Breaking News
DeepSeek AI has released a research paper detailing a novel method to scale general reward models (GRMs) during inference, while simultaneously signaling the imminent arrival of its next-generation R2 model. The paper, titled 'Inference-Time Scaling for Generalist Reward Modeling,' introduces a technique that dynamically generates principles and critiques through rejection fine-tuning and rule-based online reinforcement learning.

The move marks a strategic shift in large language model (LLM) development, as the industry moves from pre-training scaling to post-training enhancements—particularly during the inference phase. This approach mirrors strategies seen in OpenAI's o1 model, which uses extended 'thinking time' to refine reasoning and self-correct errors.
Background
DeepSeek's own R1 series already demonstrated the potential of pure reinforcement learning (RL) training—without supervised fine-tuning—to achieve significant gains in reasoning capabilities. The new paper builds on this by addressing a fundamental limitation of LLMs: their reliance on 'next token prediction,' which, while providing vast knowledge, often lacks deep planning and the ability to predict long-term outcomes.

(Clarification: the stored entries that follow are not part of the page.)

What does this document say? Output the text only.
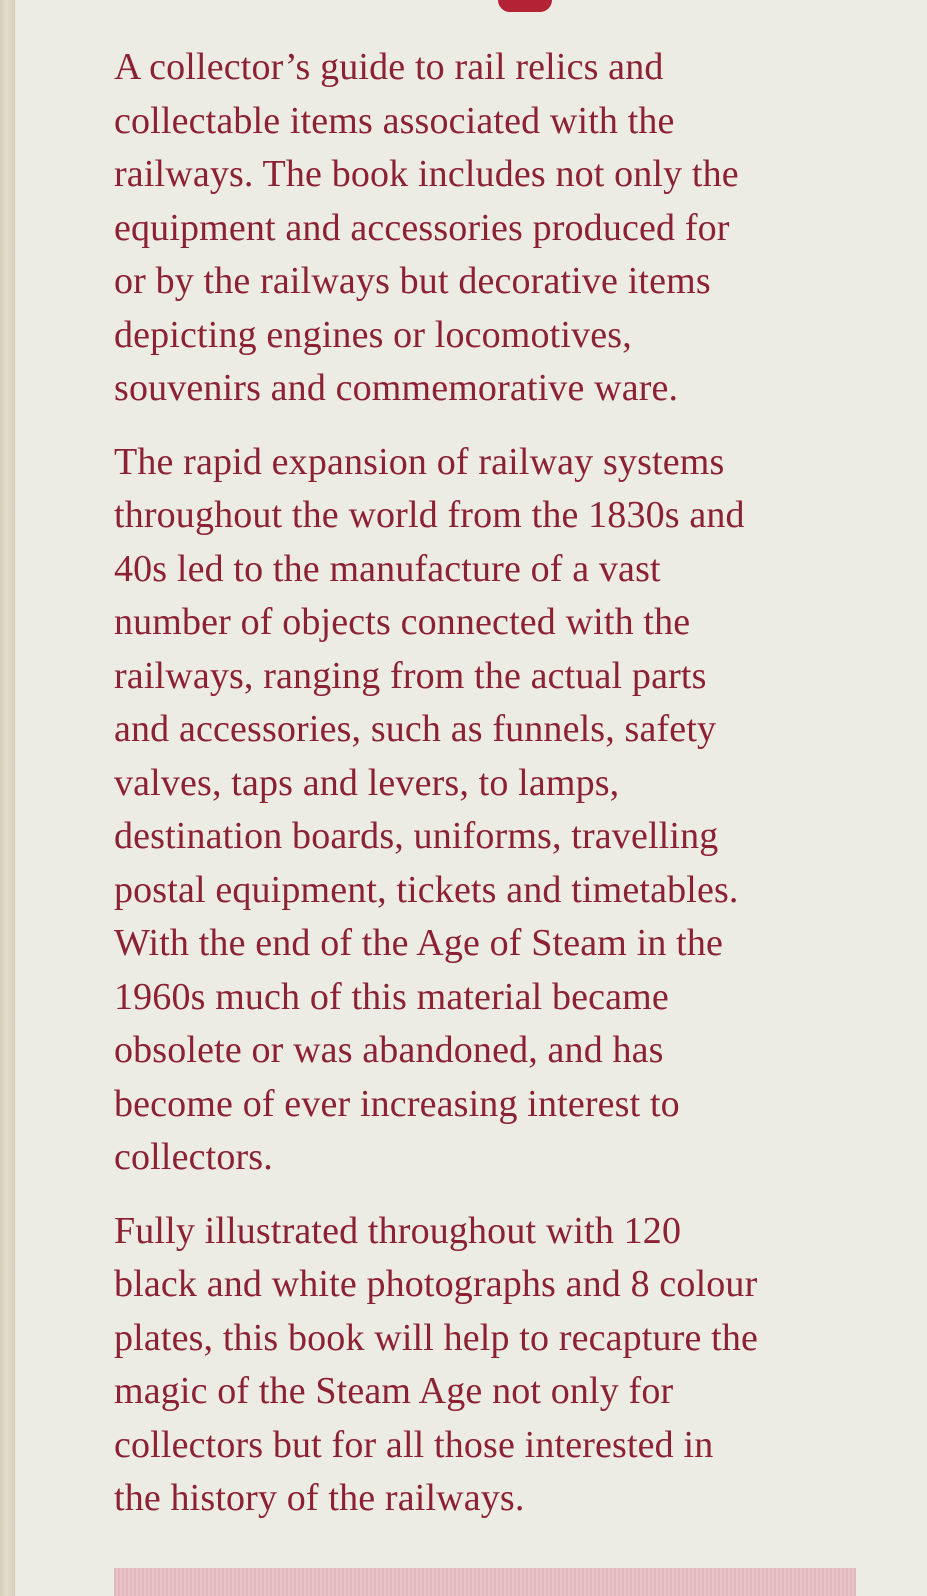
A collector’s guide to rail relics and
collectable items associated with the
railways. The book includes not only the
equipment and accessories produced for
or by the railways but decorative items
depicting engines or locomotives,
souvenirs and commemorative ware.

The rapid expansion of railway systems
throughout the world from the 1830s and
40s led to the manufacture of a vast
number of objects connected with the
railways, ranging from the actual parts
and accessories, such as funnels, safety
valves, taps and levers, to lamps,
destination boards, uniforms, travelling
postal equipment, tickets and timetables.
With the end of the Age of Steam in the
1960s much of this material became
obsolete or was abandoned, and has
become of ever increasing interest to
collectors.

Fully illustrated throughout with 120
black and white photographs and 8 colour
plates, this book will help to recapture the
magic of the Steam Age not only for
collectors but for all those interested in
the history of the railways.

Reinforcement learning acts as a critical complement, providing LLMs with an 'internal world model' that simulates potential outcomes of different reasoning paths. This synergy allows models to evaluate and select superior solutions, enabling more systematic long-term planning essential for complex problem-solving.
'The relationship between LLMs and reinforcement learning is multiplicative,' said Wu Yi, assistant professor at Tsinghua University's Institute for Interdisciplinary Information Sciences (IIIS), in a recent podcast. 'While RL excels in decision-making, it inherently lacks understanding. That understanding comes from pre-trained models. Only when a strong foundation of language comprehension, memory, and logical reasoning is built during pre-training can RL fully unlock its potential to create a complete intelligent agent.'
What This Means
The timing of DeepSeek's announcement suggests a rapidly accelerating race to optimize inference-time computation—the 'thinking' phase of AI. By scaling reward models dynamically during inference, DeepSeek could enable more efficient and accurate reasoning without proportionate increases in training costs. This could democratize access to advanced AI capabilities, allowing smaller labs to compete with industry giants.
Industry observers are closely watching for the R2 model's release, which is expected to integrate these techniques. The convergence of LLMs and reinforcement learning may soon redefine what's possible in automated reasoning, planning, and decision-making across fields from scientific research to enterprise software.